Cette organisation règle les différends auxquels donnent lieu l’application des législations et réglementations de sécurité sociale et de mutualité sociale agricole, et qui ne relèvent pas, par leur nature, d’un autre contentieux, ainsi que le recouvrement mentionné au 5° de l’article L. 213-1".
L’article R. 312-13, alinéa 1er, du code de justice administrative dispose que 'Les litiges relatifs aux pensions des agents des collectivités locales relèvent du tribunal administratif dans le ressort duquel est situé le siège de la personne publique dont l’agent intéressé relevait au moment de sa mise à la retraite'.
La juridiction administrative demeure compétente lorsque le litige porte sur une prestation qui ne relève pas d’une 'réglementation de sécurité sociale', au sens de l’article L.142-1 du code de la sécurité sociale, mais qui est 'inhérente au statut' de l’agent public concerné, conformément aux arrêts rendus par le Tribunal des conflits (19 avril 1982, 22 janvier 2001 et 20 février 2008).
Si le critère de la compétence des juridictions du contentieux général de la sécurité sociale est, s’agissant des fonctionnaires et agents de l’Etat et des collectivités publiques, lié non pas à la qualité des personnes en cause, mais à la nature même du différend, de sorte que les litiges relatifs à l’application à ces agents du régime de sécurité sociale, qu’il s’agisse du régime général ou d’un régime spécial, échappent à la juridiction administrative, il en va autrement lorsque le litige porte sur des prestations ou avantages inhérents à leur statut. Le droit à pension de réversion dont bénéficie le conjoint survivant d’un agent affilié à la CNRACL constitue un avantage inhérent au statut de cet agent, de sorte qu’il appartient à la juridiction administrative de connaître du litige né du recouvrement des prestations indûment versées.
La CNRACL ne fait pas utilement valoir la compétence du juge judiciaire pour connaître du litige l’opposant à Mme Y, qui porte sur le recouvrement de la pension de reversion perçue par elle et inhérente au statut de l’agent de son premier époux décédé, aucune exception à ce critère de compétence n’étant prévue, en particulier dans la jurisprudence visée par l’appelante et en raison du fait qu’elle serait dépourvue d’un comptable public.
La recevabilité et le bien fondé de la demande, contestés par l’intimée qui soulève notamment une fin de non-recevoir, et en particulier la portée de la décision d’annulation de la pension du 22 septembre 2010 et celle du protocole d’accord du 31 mars 2011 auquel l’appelante, se prévalant de son caractère définitif, sollicite qu’il soit conféré force exécutoire, devront, le cas échéant, être analysés par le juge administratif.

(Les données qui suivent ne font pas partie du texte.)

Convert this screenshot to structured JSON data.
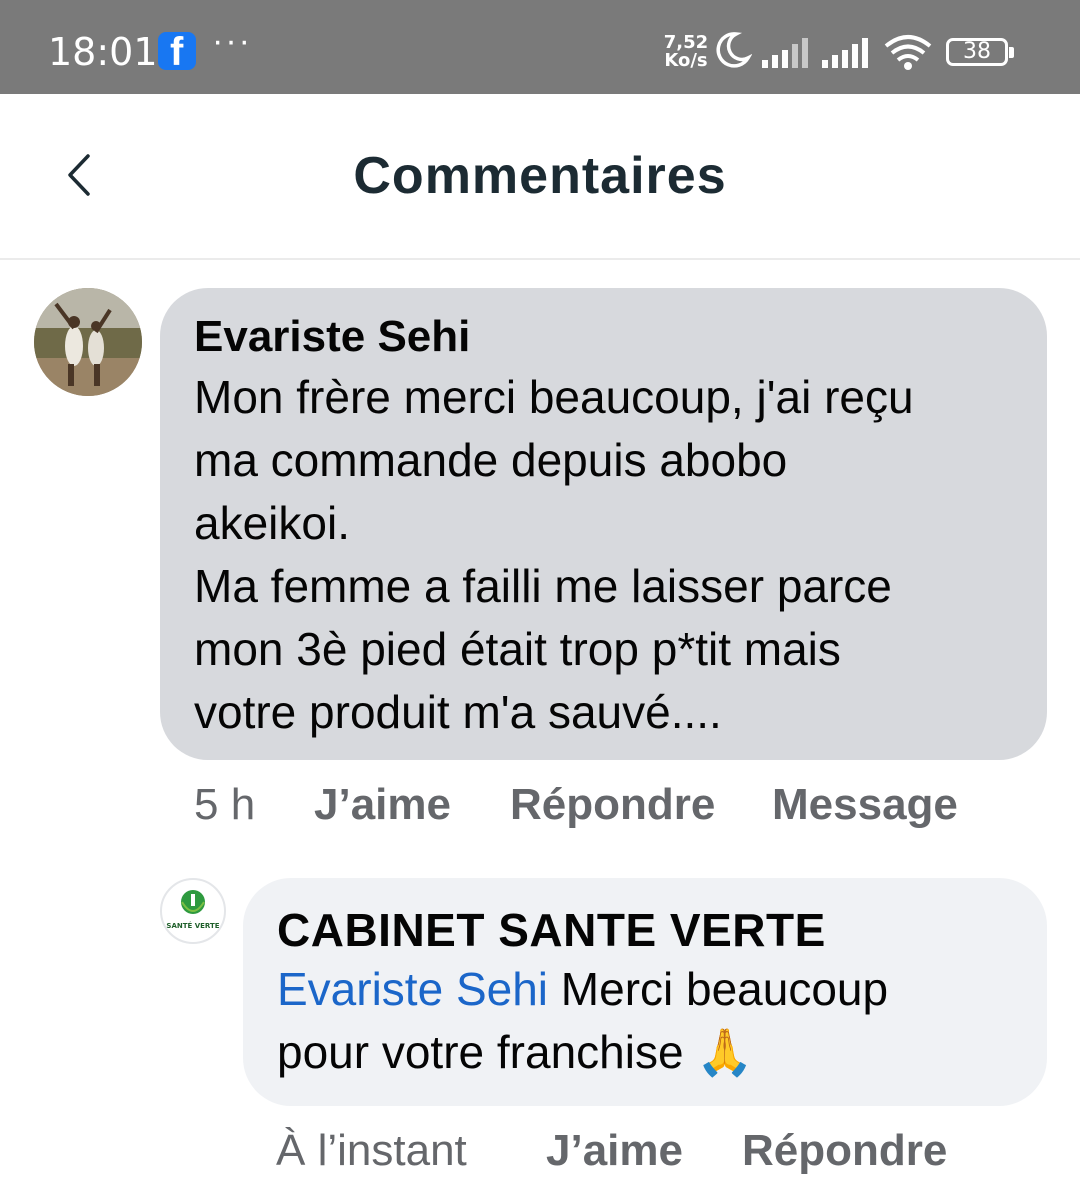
{
  "status_bar": {
    "time": "18:01",
    "app_icon": "facebook-icon",
    "more": "···",
    "speed_value": "7,52",
    "speed_unit": "Ko/s",
    "battery": "38",
    "icons": [
      "moon-icon",
      "signal-icon",
      "signal-icon",
      "wifi-icon",
      "battery-icon"
    ]
  },
  "header": {
    "back_icon": "chevron-left-icon",
    "title": "Commentaires"
  },
  "comments": [
    {
      "author": "Evariste Sehi",
      "lines": [
        "Mon frère merci beaucoup, j'ai reçu",
        "ma commande depuis abobo",
        "akeikoi.",
        "Ma femme a failli me laisser parce",
        "mon 3è pied était trop p*tit mais",
        "votre produit m'a sauvé...."
      ],
      "time": "5 h",
      "like_label": "J’aime",
      "reply_label": "Répondre",
      "message_label": "Message"
    },
    {
      "author": "CABINET SANTE VERTE",
      "avatar_text": "SANTÉ VERTE",
      "mention": "Evariste Sehi",
      "text_after_mention": " Merci beaucoup",
      "line2": "pour votre franchise ",
      "emoji": "🙏",
      "time": "À l’instant",
      "like_label": "J’aime",
      "reply_label": "Répondre"
    }
  ],
  "colors": {
    "status_bar_bg": "#7a7a7a",
    "bubble_gray": "#d7d9dd",
    "bubble_light": "#f0f2f5",
    "mention_blue": "#1b66c9",
    "secondary_text": "#65676b",
    "title_text": "#1c2b33"
  }
}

L’ordonnance est donc confirmée.
Sur les dépens et les frais de procédure :
Les dispositions du jugement entrepris, relatives aux dépens et à l’article 700 du code de procédure civile sont confirmées.
La CNCRAL échouant en ses prétentions sera condamnée aux dépens d’appel et à payer à l’avocat de l’intimée une indemnité de 1.000 euros en application des articles 700 du code de procédure civile et 37 de la loi n°91-647 du 10 juillet 1991, le surplus des demandes de l’intimée de ce chef étant rejeté.
PAR CES MOTIFS
La cour,
Confirme l’ordonnance du juge de la mise en état du tribunal judiciaire d’Evry du 17 octobre 2019 rectifiée par ordonnance du 5 mars 2020, en toutes ses dispositions,
Condamne la Caisse nationale de retraites des agents des collectivités locales à payer à M. E F, avocat, la somme de 1.000 euros en application de l’article 37 de la loi du 10 juillet 1991,
Condamne la Caisse nationale de retraites des agents des collectivités locales aux dépens d’appel.